Mesmo assim este nem sempre se realizava, visto que, quando a empresa carecia de pessoal, aguardava-se que alguém de Funcheira reclamasse, para então um táxi garantir o transporte dos interessados até Beja, ou a qualquer outra estação intermédia do percurso.

Marcada a data de encerramento da ligação entre Funcheira e Beja para 01/01/2012, quisemos mais uma vez rever aqueles campos desérticos e abandonados que, na época estival, pareciam lunares, embora outrora férteis em cereais, como ainda hoje o evocam os inúmeros armazéns erigidos junto às gares ferroviárias.

Consultados os horários e já amputada a ligação aos comboios provenientes do Algarve, restou a viagem de carro até à estação da Funcheira, na manhã do último dia do ano de 2011.

Pretendíamos revisitar a primeira linha ferroviária de acesso à região do Algarve, uma conquista extremamente árdua dos nossos avoengos, que motivou inclusive acérrimas disputas parlamentares, protagonizadas pelos deputados algarvios (então verdadeiros defensores dos interesses do Algarve!).
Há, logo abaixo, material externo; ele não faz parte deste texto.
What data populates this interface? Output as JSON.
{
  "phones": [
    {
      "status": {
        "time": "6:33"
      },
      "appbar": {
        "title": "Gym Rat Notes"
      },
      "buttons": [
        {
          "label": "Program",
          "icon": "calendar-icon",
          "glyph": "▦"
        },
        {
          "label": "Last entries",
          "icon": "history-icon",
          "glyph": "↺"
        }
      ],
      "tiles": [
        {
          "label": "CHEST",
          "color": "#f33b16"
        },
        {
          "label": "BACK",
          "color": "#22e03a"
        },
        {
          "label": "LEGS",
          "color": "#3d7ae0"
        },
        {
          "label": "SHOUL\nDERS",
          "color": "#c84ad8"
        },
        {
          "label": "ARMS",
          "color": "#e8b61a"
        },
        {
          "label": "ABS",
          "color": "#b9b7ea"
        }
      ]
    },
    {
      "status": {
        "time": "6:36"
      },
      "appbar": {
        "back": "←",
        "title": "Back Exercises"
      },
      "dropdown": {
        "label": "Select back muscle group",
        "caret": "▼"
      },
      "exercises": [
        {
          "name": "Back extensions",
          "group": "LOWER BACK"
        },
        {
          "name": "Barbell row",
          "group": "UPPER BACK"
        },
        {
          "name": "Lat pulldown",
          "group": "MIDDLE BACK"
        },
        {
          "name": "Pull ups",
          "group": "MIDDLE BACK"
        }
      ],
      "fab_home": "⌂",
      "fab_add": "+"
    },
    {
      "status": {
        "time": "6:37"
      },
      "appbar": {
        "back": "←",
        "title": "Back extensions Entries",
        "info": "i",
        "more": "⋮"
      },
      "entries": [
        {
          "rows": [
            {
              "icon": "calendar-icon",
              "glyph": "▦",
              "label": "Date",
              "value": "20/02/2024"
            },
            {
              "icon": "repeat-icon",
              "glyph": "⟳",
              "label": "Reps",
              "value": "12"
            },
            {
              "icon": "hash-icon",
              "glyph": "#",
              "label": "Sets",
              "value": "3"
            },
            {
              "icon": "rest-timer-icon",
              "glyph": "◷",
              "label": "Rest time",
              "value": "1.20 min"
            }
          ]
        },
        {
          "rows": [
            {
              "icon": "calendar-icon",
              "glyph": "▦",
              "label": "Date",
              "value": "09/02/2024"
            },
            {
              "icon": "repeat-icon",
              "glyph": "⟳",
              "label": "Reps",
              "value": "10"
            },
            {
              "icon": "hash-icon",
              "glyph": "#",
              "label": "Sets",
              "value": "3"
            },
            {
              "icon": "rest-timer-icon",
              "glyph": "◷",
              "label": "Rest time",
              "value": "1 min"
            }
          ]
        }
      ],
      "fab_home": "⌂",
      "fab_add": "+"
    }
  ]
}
Casével: Aqui vieram os algarvios tomar o comboio para Lisboa durante 18 anos

Mesmo assim, a construção de tão importante melhoramento estendeu-se por uns longos 25 anos. Recorde-se que a linha ferroviária chegou a Beja, vinda do Barreiro, em 15/02/1864, para a 20/12/1870 atingir Casével, que seria término da linha do Sul, durante 18 anos (ainda hoje os inúmeros edifícios existentes junto a esta gare atestam a importância de outrora).

A Casével demandavam os algarvios por estrada para aí tomarem o comboio para Lisboa, como o recordaria, em 1909, o conhecido monografista Ataíde Oliveira: “Por esta estrada [Messines, S. Marcos, Santana da Serra] transitamos algumas vezes, saindo de Ourique a embarcar na estação de caminho de ferro em Casével, antes d’essa via entrar no Algarve.”

A 03/06/1888 era aberto o troço até Amoreiras e finalmente a 01/07/1889 o comboio chegava ao Algarve e a Faro.

A ligação ferroviária a Lisboa realizou-se exclusivamente via Beja até a 01/06/1925, dia em que se concluiu a linha do Vale do Sado, por onde hoje circulam todas as composições provenientes do e para o Algarve, pelo encurtamento do percurso em cerca de 50 quilómetros.

Complexo ferroviário de Casével

O primeiro objetivo do dia estava cumprido: chegámos à Funcheira bem cedo para podermos fotografar a belíssima gare, “Tesouro perdido dos caminhos-de-ferro”, como lhe chamou Miguel Góis Silva, no seu trabalho recente sobre aquela estação.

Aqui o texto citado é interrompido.